UserBot989 · 11/01/2022 08:38

Interesting that so many people on this thread are early/mid 30s.
I think that if you have young children, then working full time as well is a nightmare stage of your life. If you don't have children then you wouldn't be human if you didn't feel your were handing over your life and your time for an amount of money that probably leaves you with not very much after bills and groceries. It seems such a pointless trade.

When I got back in to the work place pt when m son was about 8 and then ft when he was 10, I was really gung ho for 5 years, wey hey! after years of being a mother (and a single mother on benefits, that much maligned creature in the media) I felt so important again, to be working, to have a JOB. But now I think fuck having a job, I want time.

I want what precious time I have to be my own. It really is dawning on me here at 51 that life is on a clock.

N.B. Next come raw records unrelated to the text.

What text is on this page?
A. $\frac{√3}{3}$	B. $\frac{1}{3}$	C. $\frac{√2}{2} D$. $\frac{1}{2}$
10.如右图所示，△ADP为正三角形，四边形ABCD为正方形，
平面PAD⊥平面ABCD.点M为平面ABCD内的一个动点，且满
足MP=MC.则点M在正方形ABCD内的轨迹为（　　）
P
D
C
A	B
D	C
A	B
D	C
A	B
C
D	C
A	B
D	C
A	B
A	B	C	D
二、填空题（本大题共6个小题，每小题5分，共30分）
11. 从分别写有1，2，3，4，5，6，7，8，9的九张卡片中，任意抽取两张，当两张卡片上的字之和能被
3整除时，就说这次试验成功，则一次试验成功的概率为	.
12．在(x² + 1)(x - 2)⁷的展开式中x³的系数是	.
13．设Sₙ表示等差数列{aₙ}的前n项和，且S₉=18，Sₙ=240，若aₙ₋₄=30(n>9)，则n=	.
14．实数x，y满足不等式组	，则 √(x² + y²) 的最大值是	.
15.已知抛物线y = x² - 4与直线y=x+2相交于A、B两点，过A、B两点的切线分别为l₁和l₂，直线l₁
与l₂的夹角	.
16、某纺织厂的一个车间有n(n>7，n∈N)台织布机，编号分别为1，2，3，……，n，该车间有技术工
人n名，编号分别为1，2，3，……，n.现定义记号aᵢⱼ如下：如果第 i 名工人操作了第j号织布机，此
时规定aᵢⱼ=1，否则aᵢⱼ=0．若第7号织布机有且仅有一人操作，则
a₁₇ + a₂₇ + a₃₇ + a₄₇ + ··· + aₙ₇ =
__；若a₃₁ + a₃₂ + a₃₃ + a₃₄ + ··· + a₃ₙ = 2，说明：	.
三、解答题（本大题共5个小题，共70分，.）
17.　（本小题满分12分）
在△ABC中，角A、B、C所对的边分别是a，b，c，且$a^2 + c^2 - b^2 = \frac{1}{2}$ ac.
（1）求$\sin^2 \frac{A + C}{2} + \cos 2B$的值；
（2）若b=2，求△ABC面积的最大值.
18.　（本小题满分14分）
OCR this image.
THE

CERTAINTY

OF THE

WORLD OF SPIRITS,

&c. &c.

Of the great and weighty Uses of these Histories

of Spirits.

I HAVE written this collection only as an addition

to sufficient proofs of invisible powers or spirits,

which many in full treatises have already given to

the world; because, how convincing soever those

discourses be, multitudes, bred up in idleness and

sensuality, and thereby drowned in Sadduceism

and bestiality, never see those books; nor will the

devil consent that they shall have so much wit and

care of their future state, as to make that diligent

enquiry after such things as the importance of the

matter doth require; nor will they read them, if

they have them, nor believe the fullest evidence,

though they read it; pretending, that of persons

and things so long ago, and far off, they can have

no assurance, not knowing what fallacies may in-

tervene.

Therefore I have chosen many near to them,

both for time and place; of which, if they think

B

Celebrities my age die!!! OK, maybe they take various drugs and I do not. But it is brought home to you at about this age that people of 51 die and people are a little shocked. They feel he/she died a little too young. Robbed of a little of his life. Deprived of some of his/her old age.

Am I already mentally in that age where I feel that this is bonus time. I'm healthy and I could live to 95 but I don't know that.

tttigress · 11/01/2022 08:42

I personally think it's to do with lockdowns / working from home.

I have been WFH during the lockdown, it just seems to bring out a real lethargy in my, I am not in the UK, so not allowed to return to work.

UserBot989 · 11/01/2022 08:42

@iggly that is fantastic because how to be free and how to be happy really overlap! passive leisure time makes you feel like you're stagnating eventually but I have slipped in to just that. It takes so long to take out the sewing machine or get out the clay. But it only takes 6 seconds for next episode to play.